Nigerian workers, on Monday, called on the Federal Government to make laws to regulate the private sector and curb the exploitation of employees.
The workers made this call in Abuja as they joined their counterparts the World over to commemorate Workers Day, which is celebrated on May 1.
A cross-section of workers interviewed by our correspondent decried the exploitation of workers particularly in the private sector due to the high rate of unemployment in the country.
Mrs Evelyn Agbo, a private sector employee and Head of Operations and Admin Manager, Wella Microfinance Bank, said that the owners of businesses just think of the profit they make and care less about their employees.
“Right from after my youth service I have been in the private sector and I have discovered one thing; that the absence of strong regulation and labour law in Nigeria makes the private sector to over use their workers and under pay them.
“They do so many things that infringe on the rights of workers. So, the Nigerian labour force in conjunction with the government should have a strong regulation that will moderate the private sector.
“This is because most workers in Nigeria belong to the private sector. Let them have a law that will bind the entrepreneurs that they will stop over using their workers, pay promptly, and pay allowances and every right that those workers are due.

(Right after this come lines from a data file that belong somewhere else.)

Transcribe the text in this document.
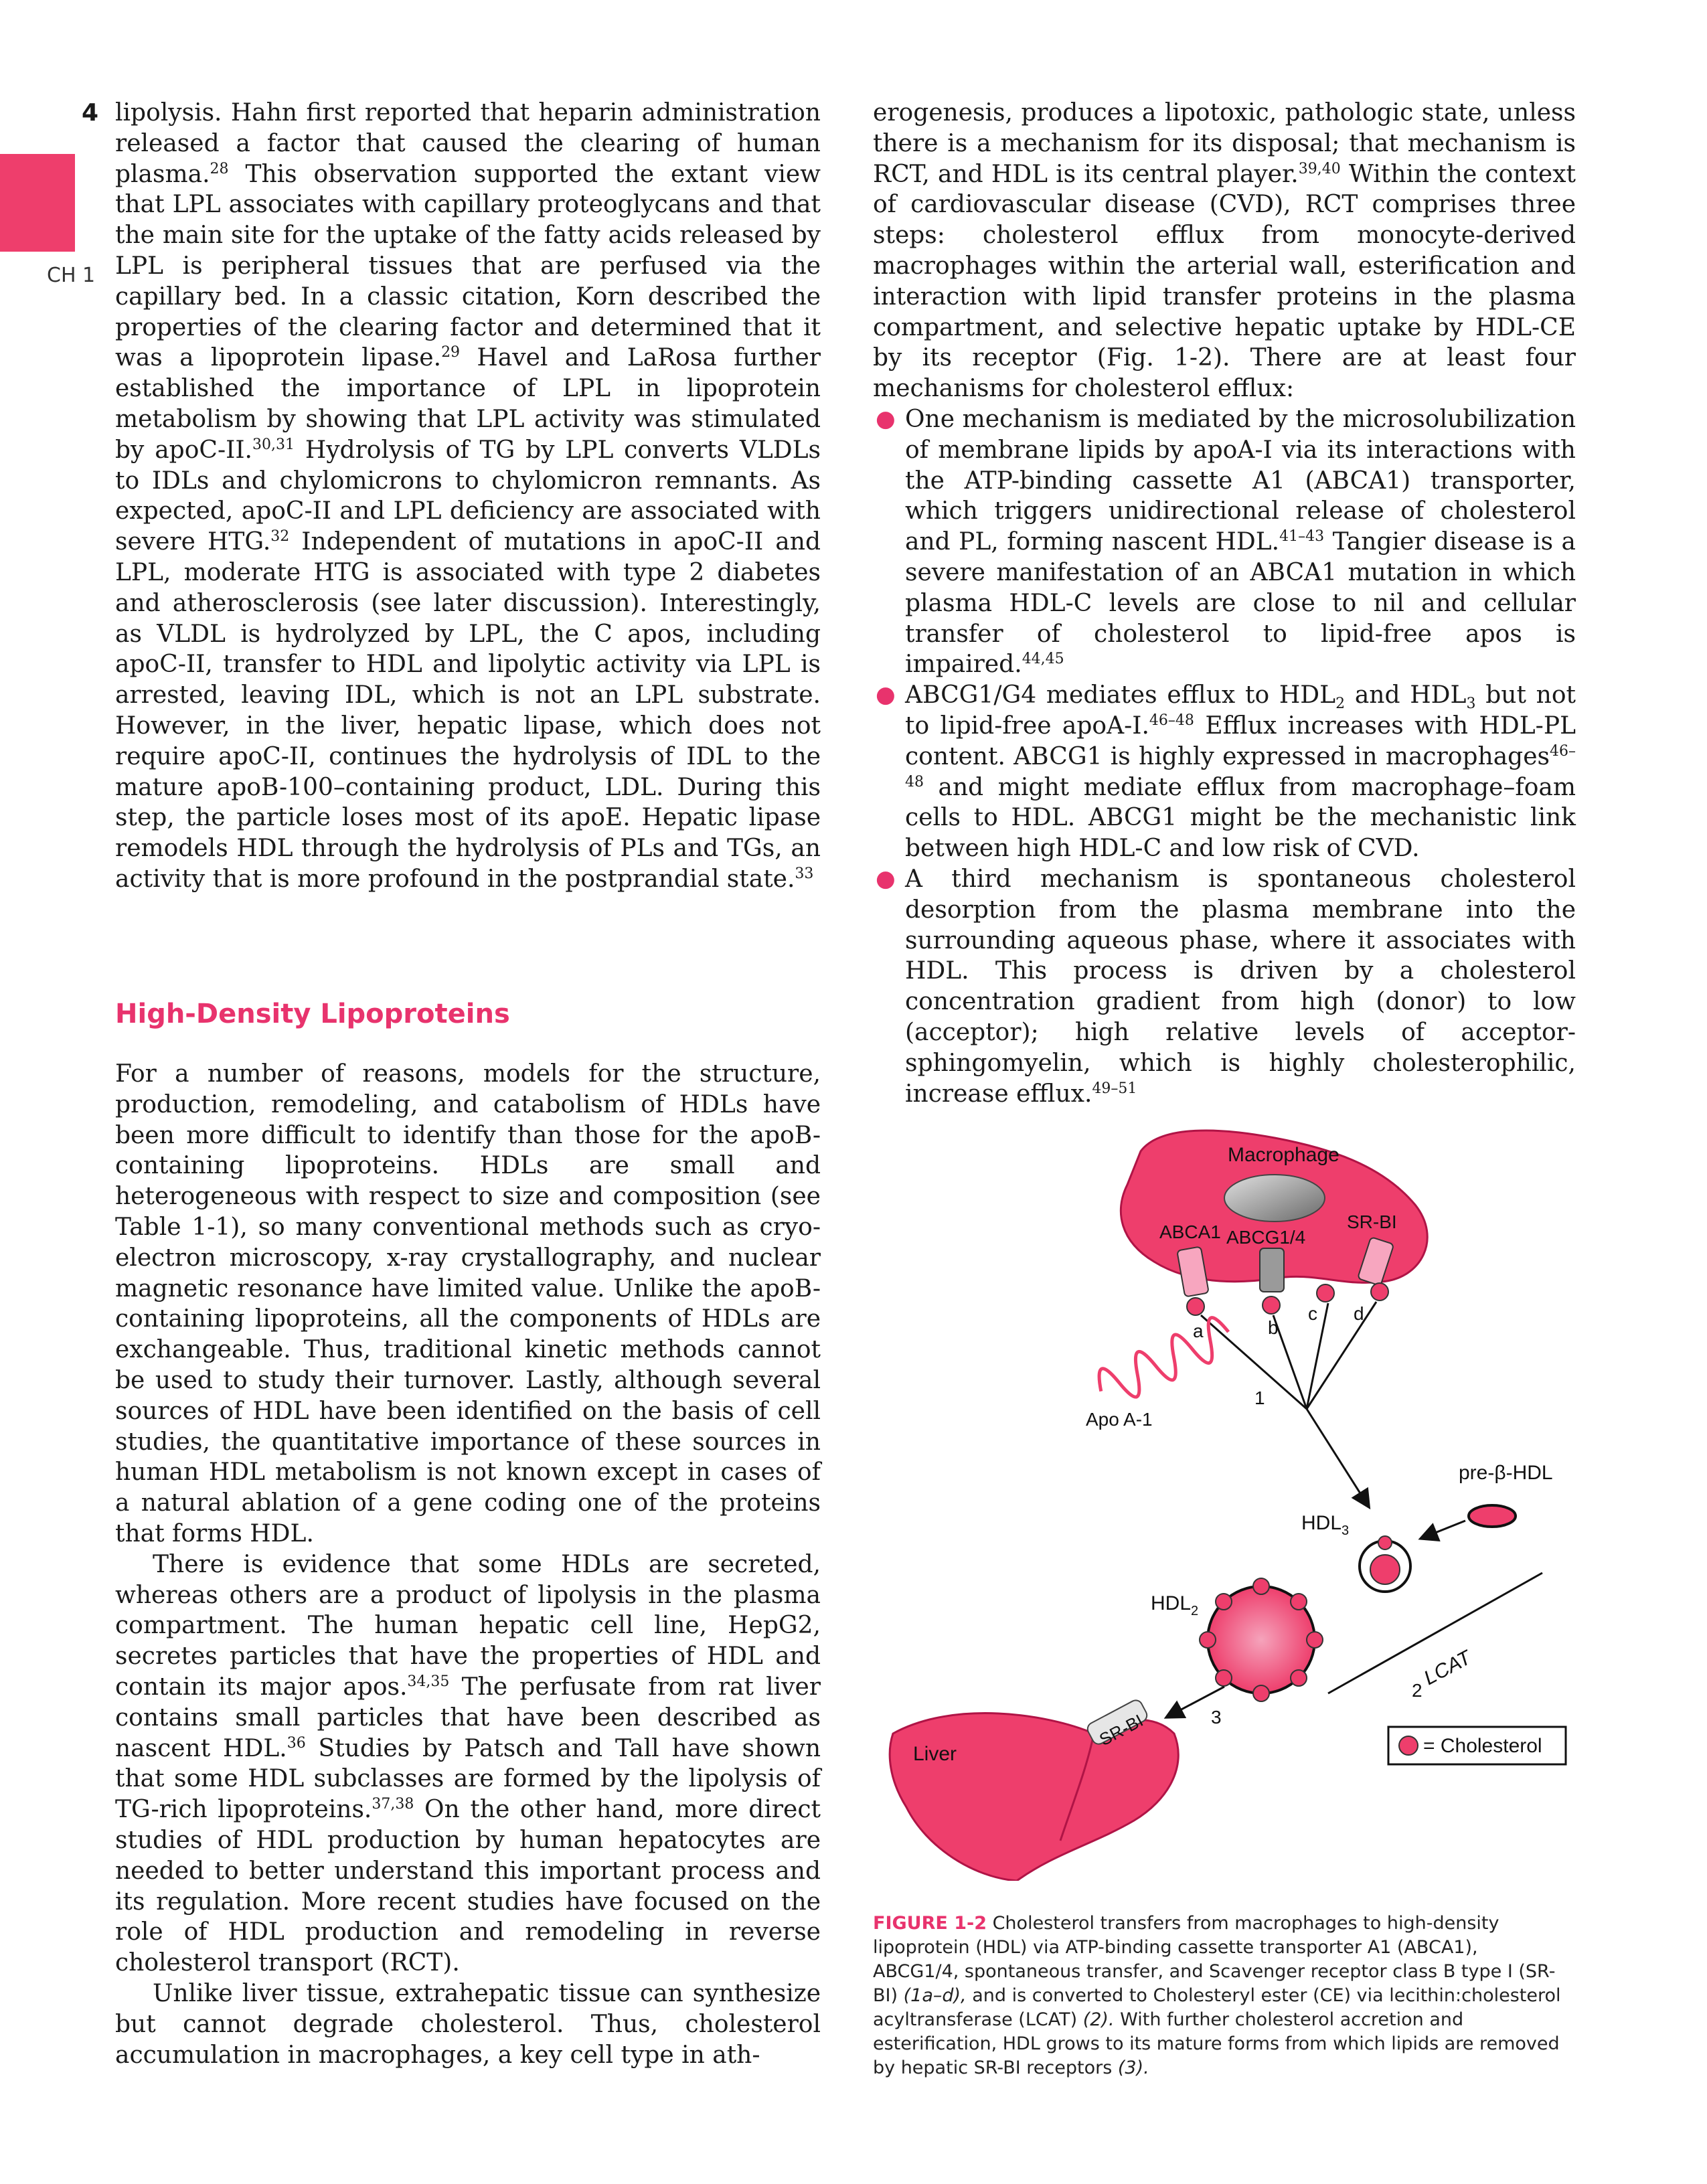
CH 1
4 lipolysis. Hahn first reported that heparin administration released a factor that caused the clearing of human plasma.$^{28}$ This observation supported the extant view that LPL associates with capillary proteoglycans and that the main site for the uptake of the fatty acids released by LPL is peripheral tissues that are perfused via the capillary bed. In a classic citation, Korn described the properties of the clearing factor and determined that it was a lipoprotein lipase.$^{29}$ Havel and LaRosa further established the importance of LPL in lipoprotein metabolism by showing that LPL activity was stimulated by apoC-II.$^{30,31}$ Hydrolysis of TG by LPL converts VLDLs to IDLs and chylomicrons to chylomicron remnants. As expected, apoC-II and LPL deficiency are associated with severe HTG.$^{32}$ Independent of mutations in apoC-II and LPL, moderate HTG is associated with type 2 diabetes and atherosclerosis (see later discussion). Interestingly, as VLDL is hydrolyzed by LPL, the C apos, including apoC-II, transfer to HDL and lipolytic activity via LPL is arrested, leaving IDL, which is not an LPL substrate. However, in the liver, hepatic lipase, which does not require apoC-II, continues the hydrolysis of IDL to the mature apoB-100–containing product, LDL. During this step, the particle loses most of its apoE. Hepatic lipase remodels HDL through the hydrolysis of PLs and TGs, an activity that is more profound in the postprandial state.$^{33}$

High-Density Lipoproteins

For a number of reasons, models for the structure, production, remodeling, and catabolism of HDLs have been more difficult to identify than those for the apoB-containing lipoproteins. HDLs are small and heterogeneous with respect to size and composition (see Table 1-1), so many conventional methods such as cryo-electron microscopy, x-ray crystallography, and nuclear magnetic resonance have limited value. Unlike the apoB-containing lipoproteins, all the components of HDLs are exchangeable. Thus, traditional kinetic methods cannot be used to study their turnover. Lastly, although several sources of HDL have been identified on the basis of cell studies, the quantitative importance of these sources in human HDL metabolism is not known except in cases of a natural ablation of a gene coding one of the proteins that forms HDL.

There is evidence that some HDLs are secreted, whereas others are a product of lipolysis in the plasma compartment. The human hepatic cell line, HepG2, secretes particles that have the properties of HDL and contain its major apos.$^{34,35}$ The perfusate from rat liver contains small particles that have been described as nascent HDL.$^{36}$ Studies by Patsch and Tall have shown that some HDL subclasses are formed by the lipolysis of TG-rich lipoproteins.$^{37,38}$ On the other hand, more direct studies of HDL production by human hepatocytes are needed to better understand this important process and its regulation. More recent studies have focused on the role of HDL production and remodeling in reverse cholesterol transport (RCT).

Unlike liver tissue, extrahepatic tissue can synthesize but cannot degrade cholesterol. Thus, cholesterol accumulation in macrophages, a key cell type in ath-

erogenesis, produces a lipotoxic, pathologic state, unless there is a mechanism for its disposal; that mechanism is RCT, and HDL is its central player.$^{39,40}$ Within the context of cardiovascular disease (CVD), RCT comprises three steps: cholesterol efflux from monocyte-derived macrophages within the arterial wall, esterification and interaction with lipid transfer proteins in the plasma compartment, and selective hepatic uptake by HDL-CE by its receptor (Fig. 1-2). There are at least four mechanisms for cholesterol efflux:

● One mechanism is mediated by the microsolubilization of membrane lipids by apoA-I via its interactions with the ATP-binding cassette A1 (ABCA1) transporter, which triggers unidirectional release of cholesterol and PL, forming nascent HDL.$^{41-43}$ Tangier disease is a severe manifestation of an ABCA1 mutation in which plasma HDL-C levels are close to nil and cellular transfer of cholesterol to lipid-free apos is impaired.$^{44,45}$
● ABCG1/G4 mediates efflux to $HDL_2$ and $HDL_3$ but not to lipid-free apoA-I.$^{46-48}$ Efflux increases with HDL-PL content. ABCG1 is highly expressed in macrophages$^{46-48}$ and might mediate efflux from macrophage–foam cells to HDL. ABCG1 might be the mechanistic link between high HDL-C and low risk of CVD.
● A third mechanism is spontaneous cholesterol desorption from the plasma membrane into the surrounding aqueous phase, where it associates with HDL. This process is driven by a cholesterol concentration gradient from high (donor) to low (acceptor); high relative levels of acceptor-sphingomyelin, which is highly cholesterophilic, increase efflux.$^{49-51}$
Macrophage
ABCA1 ABCG1/4
SR-BI
a	b
c d
1
Apo A-1
pre-β-HDL
$HDL_3$
$HDL_2$
2
LCAT
3
Liver
SR-BI	= Cholesterol
FIGURE 1-2 Cholesterol transfers from macrophages to high-density lipoprotein (HDL) via ATP-binding cassette transporter A1 (ABCA1), ABCG1/4, spontaneous transfer, and Scavenger receptor class B type I (SR-BI) (1a–d), and is converted to Cholesteryl ester (CE) via lecithin:cholesterol acyltransferase (LCAT) (2). With further cholesterol accretion and esterification, HDL grows to its mature forms from which lipids are removed by hepatic SR-BI receptors (3).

“Due to the level of unemployment in the country, it is alleged that before you get job in the public sector you will be asked to pay certain amount; there should be a law prohibiting this kind of corruption.
“It should a right of every citizen of Nigeria to have job when they’re coming out of youth service.
“We heard that in the 70’s and the 80’s as you’re finishing your mandatory one year National Youth Service, jobs will be waiting for you so let Nigeria return back to those old good days,” Agbo said.
Similarly, Mrs Grace Samuel, a staff of Agric Research Council of Nigeria said that the current salaries paid by most employers and even government could no longer take workers home.
“I wish that the government will do something realistic, we’re in a time that the inflation is so high and yet the salary we’re receiving from years back is still what we’re receiving.
“It is not taking us anywhere; we go to hospitals, our money cannot afford the drugs we’re prescribed to buy.
“Look at the educational sector, children are at home and before you know it when ASSU calls off strike we will be expected to pay more money again.
“All these things are not helping issues. So, I wish that the government will be indeed government of the people, they should understand that what people are going through is not easy at all.
“It’s not funny and they should come to our rescue,” Samuel said.
Speaking in the same vein, Mrs Patience Itua, a staff of the Peace and Reconciliation Institute, appealed to government to fight insecurity.
“Many people could not even go for the May Day celebration because of the fear of insecurity in the country; nobody knows if a bomb will explode and kill people.
“Government should fight insecurity so that even if we don’t have enough money to eat at least we should be sure of our safety, our government owe us this much,” Itua said.